仕様書と異なる注文住宅になったら?

注文住宅を建てる際に重要な書類となる仕様書。図面だけでは分からない細かい情報をまとめた書類が仕様書です。ここでは、仕様書の意味や概要、仕様書と異なる施工が行われた際の対応について解説しています。

注文住宅における仕様書とは

注文住宅を建てる際には、設計図とは別で仕様書という書類を作成します。以下、仕様書の意味や注意点について確認しましょう。

仕様書について

仕様書とは、図面だけでは分かりにくい様々な情報に関し、文章や数字などで記載した書類です。具体的に記載される情報としては、たとえば外壁でしたら次のようなものです。

  • 資材(種類・名称・メーカー名・品番・寸法など)
  • 塗装(方法・色・形状など)

図面のみでは明示できないこれらの細かい情報について、外壁や屋根、外構、内装、キッチン、トイレなど、家のあらゆる部分を対象に細かく記載したものが仕様書です。

通常、設計図と仕様書はセットで取り扱われますが、これらセットのことを「設計図書」と言います。

仕様書がないときは契約しない方が良い

仕様書を含めた設計図書は、住宅の注文内容を正しく工事に反映させるための重要な書類です。設計図書が存在しなければ、施工を受注した工務店は施主が望む家を正確に建てることができません。

そのため、通常は工務店と建築工事請負契約を締結する際、契約書類の中に仕様書を含めた設計図書を添付する形となります。

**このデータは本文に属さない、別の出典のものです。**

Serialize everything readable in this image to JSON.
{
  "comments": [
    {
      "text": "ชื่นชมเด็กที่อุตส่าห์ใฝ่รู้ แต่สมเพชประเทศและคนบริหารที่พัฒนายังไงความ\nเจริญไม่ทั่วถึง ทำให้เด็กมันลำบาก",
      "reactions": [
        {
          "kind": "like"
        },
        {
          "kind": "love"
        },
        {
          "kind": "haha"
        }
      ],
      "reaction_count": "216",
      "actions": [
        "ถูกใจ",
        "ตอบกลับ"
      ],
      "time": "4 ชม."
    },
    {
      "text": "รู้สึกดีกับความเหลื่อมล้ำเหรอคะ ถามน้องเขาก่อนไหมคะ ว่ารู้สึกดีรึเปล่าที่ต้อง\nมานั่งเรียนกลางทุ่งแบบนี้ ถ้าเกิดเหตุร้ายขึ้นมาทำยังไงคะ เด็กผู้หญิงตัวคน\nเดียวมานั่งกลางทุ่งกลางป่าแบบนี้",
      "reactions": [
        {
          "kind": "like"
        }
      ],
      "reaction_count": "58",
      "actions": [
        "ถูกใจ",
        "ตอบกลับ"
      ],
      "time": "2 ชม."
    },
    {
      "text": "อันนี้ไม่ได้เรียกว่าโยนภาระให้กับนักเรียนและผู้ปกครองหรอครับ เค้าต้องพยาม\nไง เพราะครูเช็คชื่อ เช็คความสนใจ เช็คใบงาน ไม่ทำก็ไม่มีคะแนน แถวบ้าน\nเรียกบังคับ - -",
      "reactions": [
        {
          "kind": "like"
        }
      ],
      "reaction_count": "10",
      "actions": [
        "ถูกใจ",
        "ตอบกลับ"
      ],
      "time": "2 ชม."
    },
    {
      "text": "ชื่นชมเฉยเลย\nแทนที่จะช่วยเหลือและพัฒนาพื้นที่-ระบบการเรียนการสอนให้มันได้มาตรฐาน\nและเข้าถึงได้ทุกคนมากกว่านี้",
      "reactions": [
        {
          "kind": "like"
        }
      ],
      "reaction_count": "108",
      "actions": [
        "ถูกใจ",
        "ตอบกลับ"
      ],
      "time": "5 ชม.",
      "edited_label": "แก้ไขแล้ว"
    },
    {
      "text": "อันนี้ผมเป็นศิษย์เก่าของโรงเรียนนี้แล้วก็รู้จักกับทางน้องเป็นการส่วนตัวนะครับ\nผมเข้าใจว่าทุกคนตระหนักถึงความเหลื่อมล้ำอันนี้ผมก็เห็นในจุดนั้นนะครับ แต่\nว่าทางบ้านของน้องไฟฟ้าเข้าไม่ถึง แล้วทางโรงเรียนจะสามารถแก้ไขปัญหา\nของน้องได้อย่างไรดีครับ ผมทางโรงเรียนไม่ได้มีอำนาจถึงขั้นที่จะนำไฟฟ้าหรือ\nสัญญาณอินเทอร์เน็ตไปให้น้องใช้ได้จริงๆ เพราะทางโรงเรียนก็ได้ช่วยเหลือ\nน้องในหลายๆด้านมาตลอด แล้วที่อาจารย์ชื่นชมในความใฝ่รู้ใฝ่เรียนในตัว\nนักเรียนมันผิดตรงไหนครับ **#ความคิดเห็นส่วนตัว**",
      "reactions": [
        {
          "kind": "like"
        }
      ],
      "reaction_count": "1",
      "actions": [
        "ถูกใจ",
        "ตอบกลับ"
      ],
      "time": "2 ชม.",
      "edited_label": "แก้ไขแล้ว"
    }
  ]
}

もし仕様書が作成されていない場合、そのまま契約を締結すると施主が想定した家に仕上がらない可能性があるため、いったん契約を保留しましょう。また、仮に仕様書等が用意されていたとしても、施主の希望がしっかりと反映されているかどうかをプロに見てもらい、問題がないことを確認の上で契約を結ぶようおすすめします。

依頼と異なる仕様になっていたら?

施主の希望が正しく反映された仕様書がある中、もし仕様書とは異なる施工が行われていることに気づいた場合には、気づいたタイミング別で次のような対応を取りましょう。

施工中

施工中に仕様書との不整合に気づいた場合には、施工の責任者に対して速やかにその旨を伝えましょう。同時に、仕様書通りに修正するよう求めましょう。

施工内容と仕様書との違いは、実際に現場へ足を運ばなければ発見できません。本業で多忙な中かもしれませんが、一生涯の大きな買い物である以上、可能な限り時間を作って現場へ足を運ぶようおすすめします。

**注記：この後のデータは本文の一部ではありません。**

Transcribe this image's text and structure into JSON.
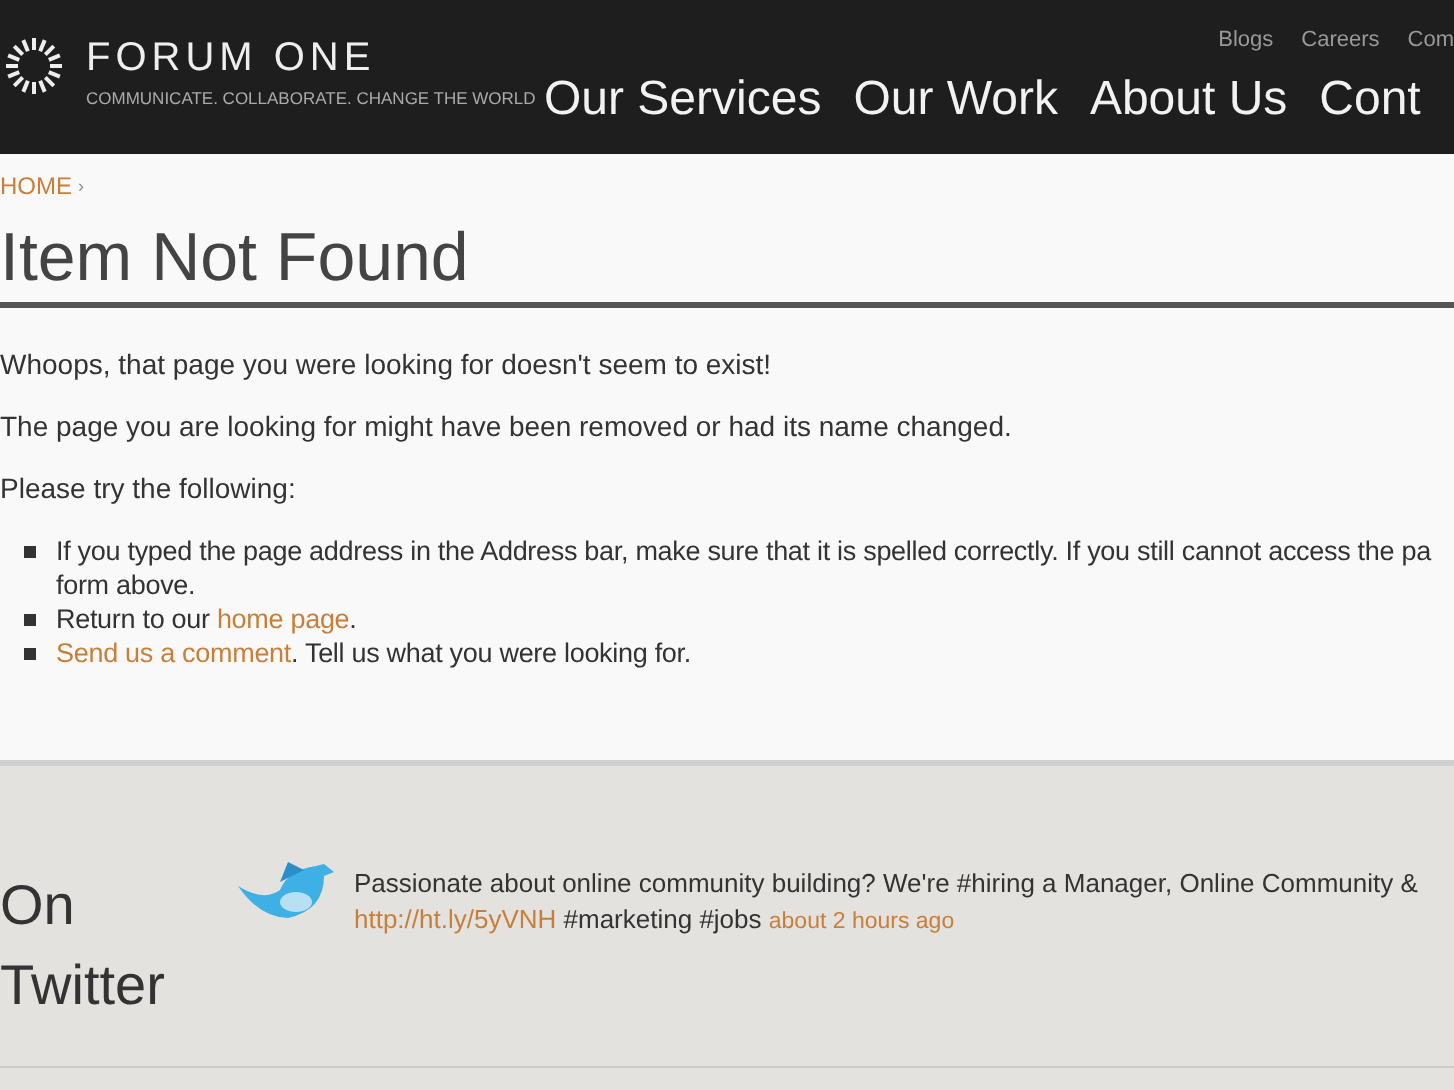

施工中に仕様書との違いに気づけば修正も容易ですので、一般的には大事になることはありません。

引渡し直前

家が完成し、引き渡し直前に現場でチェックしている際に仕様書との違いを見つけた場合も、施工業者に指摘の上で修正を依頼しましょう。

この段階ではすでに家が完成しているため、施工業者は修正を渋るかもしれませんが、施工業者には仕様書に沿って家を建てる義務がある以上、修正にも応じる義務があります。

なお、仮に施工業者が修正に応じたとしても、その作業に要する時間が必要なことから、引き渡し時期の延期は避けられません。もし引き渡しの延期を避けたい場合には、施工業者との間で価格交渉(減額)を進めることも一つの方法となります。

引渡し後

引き渡し後に仕様書との違いを見つけた場合は、契約不適合責任を根拠に施工業者へ修正を依頼します。

契約不適合責任とは、契約内容と提供されたサービスの内容に違いがあった場合、サービスを提供した側が負う責任のことです。仕様書と実際の仕様が異なる場合、施主は施工業者に対して修正を依頼できます。また、修正ではなく減額を求めたり、状況次第では損害賠償や契約解除を求めたりすることも可能です。

施工業者が修正・減額に応じない場合には法的手続きで解決を図る

仕様書とは、図面だけでは分からない細かい情報を文章・数字などでまとめた書類のことです。仕様書がない場合、または内容が曖昧な場合には、施主がイメージする家にならないおそれもありますので注意が必要です。

また、正しい仕様書が存在したとしても、施工内容と仕様書の内容に違いがあった場合、施主は施工業者に対して修正や減額などを求めることができます。もし、これらの求めに応じてもらえない場合には、弁護士に相談して調停や裁判などの法的敵続きで解決を図るようにしましょう。